The remaining tables of interest here are all concerned with network infrastructure. This includes the locations of individual instrument sites, arrangements of sites into arrays, and descriptions of sensors at each site together with calibration information. It would seem that the structures provided are meant to store pointers to raw data in flat files, with enough information retained in the database to locate waveform fragments and to convert digital seismic records to physical ground motion. It does not appear that processed data is stored in the database, which seems like a good thing, since fixing a calibration error would appear to be rather difficult otherwise. The two tables discussed here are site, and sitechan.
The site table contains the the geographical location of an instrument vault together with a time interval over which the data is to be considered valid. The primary key is a composite of the station name (up to 6 characters) and the beginning time of the valid interval, ondate. The record valid for any given date can thus be found with a simple query. There is also a provision in the site table to describe the geometry of an array. Where appropriate, a site may provide a rectilinear offset from a base station, hence the recursive relation in the previous diagram. I find this a bit puzzling, since redundant information would seem to be carried in the location parameters with sufficient accuracy, so that all that should be required is an array identifier to associate members of arrays.
The sitechan table provides a breakdown of the sensors available at a given instrument site. The primary key is comrpised of three columns, sta, chan, and ondate. As with the site table, ondate is paired with a non-key attribute to define an interval of validity. It is noted in the documentation that this interval is to be consistant with that in the corresponding entry in the site table.
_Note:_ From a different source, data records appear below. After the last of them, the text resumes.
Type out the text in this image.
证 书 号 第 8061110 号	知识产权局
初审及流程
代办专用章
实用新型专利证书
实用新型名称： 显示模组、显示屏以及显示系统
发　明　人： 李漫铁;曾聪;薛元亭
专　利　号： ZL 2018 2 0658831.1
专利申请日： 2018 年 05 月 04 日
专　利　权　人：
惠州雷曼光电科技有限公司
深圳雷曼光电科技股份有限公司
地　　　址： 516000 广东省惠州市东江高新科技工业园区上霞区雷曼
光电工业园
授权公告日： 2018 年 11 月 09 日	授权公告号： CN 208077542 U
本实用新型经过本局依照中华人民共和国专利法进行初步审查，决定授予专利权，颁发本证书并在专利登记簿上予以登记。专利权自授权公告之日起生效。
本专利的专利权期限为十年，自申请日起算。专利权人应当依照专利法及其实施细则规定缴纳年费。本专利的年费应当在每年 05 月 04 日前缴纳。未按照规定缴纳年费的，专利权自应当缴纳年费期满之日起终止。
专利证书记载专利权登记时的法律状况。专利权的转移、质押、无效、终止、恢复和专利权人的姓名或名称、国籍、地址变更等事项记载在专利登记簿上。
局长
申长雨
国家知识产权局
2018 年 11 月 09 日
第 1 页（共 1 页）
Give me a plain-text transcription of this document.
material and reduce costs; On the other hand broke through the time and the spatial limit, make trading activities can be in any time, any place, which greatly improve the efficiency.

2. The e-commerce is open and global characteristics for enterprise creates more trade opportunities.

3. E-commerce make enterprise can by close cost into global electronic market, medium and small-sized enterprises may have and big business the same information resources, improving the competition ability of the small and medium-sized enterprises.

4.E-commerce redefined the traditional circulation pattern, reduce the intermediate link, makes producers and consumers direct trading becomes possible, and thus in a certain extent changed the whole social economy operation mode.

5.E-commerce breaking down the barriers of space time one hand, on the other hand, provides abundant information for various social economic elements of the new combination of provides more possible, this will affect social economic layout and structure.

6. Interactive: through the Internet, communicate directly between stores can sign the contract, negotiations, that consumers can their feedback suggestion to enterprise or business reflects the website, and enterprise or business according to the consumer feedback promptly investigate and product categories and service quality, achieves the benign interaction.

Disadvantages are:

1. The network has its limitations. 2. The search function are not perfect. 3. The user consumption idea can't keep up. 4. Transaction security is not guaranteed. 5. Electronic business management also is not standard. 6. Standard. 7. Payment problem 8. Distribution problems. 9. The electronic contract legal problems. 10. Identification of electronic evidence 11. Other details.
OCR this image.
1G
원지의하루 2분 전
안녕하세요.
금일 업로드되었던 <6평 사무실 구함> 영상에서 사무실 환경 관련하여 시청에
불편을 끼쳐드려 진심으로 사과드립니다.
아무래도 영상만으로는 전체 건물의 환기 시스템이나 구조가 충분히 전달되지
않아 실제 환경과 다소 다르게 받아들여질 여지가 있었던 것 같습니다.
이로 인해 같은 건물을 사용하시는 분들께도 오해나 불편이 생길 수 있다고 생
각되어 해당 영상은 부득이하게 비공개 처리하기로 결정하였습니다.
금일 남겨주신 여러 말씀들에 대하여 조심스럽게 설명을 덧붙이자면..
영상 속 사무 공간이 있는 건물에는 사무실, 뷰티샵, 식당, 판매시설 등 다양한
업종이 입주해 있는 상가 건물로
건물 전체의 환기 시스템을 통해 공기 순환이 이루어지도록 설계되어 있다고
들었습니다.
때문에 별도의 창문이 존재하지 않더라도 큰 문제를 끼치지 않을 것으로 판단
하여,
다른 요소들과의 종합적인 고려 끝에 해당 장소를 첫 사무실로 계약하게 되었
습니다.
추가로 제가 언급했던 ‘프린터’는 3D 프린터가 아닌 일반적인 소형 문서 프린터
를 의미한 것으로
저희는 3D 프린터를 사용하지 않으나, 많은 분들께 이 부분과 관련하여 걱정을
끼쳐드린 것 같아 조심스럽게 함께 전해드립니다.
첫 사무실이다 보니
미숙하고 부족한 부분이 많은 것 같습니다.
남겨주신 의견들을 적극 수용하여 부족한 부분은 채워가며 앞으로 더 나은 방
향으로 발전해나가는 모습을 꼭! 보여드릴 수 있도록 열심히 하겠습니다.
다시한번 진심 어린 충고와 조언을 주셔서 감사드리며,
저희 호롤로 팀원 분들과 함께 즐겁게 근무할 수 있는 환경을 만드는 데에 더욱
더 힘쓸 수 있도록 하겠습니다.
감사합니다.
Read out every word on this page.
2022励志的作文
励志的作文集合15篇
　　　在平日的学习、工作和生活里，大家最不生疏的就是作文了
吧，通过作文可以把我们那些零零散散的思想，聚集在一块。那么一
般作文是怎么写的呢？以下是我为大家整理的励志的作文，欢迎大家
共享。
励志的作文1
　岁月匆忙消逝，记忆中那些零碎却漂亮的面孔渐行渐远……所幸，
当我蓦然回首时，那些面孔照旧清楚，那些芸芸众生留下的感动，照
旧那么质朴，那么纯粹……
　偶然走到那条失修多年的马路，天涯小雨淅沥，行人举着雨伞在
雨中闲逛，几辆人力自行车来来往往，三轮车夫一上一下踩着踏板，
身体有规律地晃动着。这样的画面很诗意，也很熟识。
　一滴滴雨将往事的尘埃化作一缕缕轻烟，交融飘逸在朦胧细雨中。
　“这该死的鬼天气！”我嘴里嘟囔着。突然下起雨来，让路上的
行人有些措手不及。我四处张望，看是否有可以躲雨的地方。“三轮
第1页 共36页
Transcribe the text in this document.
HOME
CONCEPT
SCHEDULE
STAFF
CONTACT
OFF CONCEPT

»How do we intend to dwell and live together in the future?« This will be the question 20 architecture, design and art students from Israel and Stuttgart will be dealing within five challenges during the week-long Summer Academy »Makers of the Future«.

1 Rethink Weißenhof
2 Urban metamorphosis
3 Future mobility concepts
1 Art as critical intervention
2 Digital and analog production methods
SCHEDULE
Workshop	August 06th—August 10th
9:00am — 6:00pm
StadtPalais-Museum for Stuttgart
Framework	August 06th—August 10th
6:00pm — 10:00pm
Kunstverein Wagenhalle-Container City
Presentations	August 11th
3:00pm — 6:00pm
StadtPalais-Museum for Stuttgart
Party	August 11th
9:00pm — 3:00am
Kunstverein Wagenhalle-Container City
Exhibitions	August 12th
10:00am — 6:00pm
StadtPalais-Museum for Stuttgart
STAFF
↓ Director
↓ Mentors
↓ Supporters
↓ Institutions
The data contained in non-key attributes is limited, mostly to horizontal axis orientation and a site dependant component name. There is an adjacent table, sensor, which provides greater detail on the sensor types for each component, as well as time range indexed calibration information in an instrument table. The latter provides pointers to response spectral curves stored in flat files. Of note is that there is an numerical key, chanid, provided in each row of the sitechan table that is defined as an alternate key. This key is used in the arrival and wfdisc tables to provide much access to channel and instrumentation information by means of simple queries. Otherwise such accesses would require expensive temporal joins resulting in a substantial reduction in transaction processing efficiency. Such devices should be employed with due consideration in a real-time seismic schema.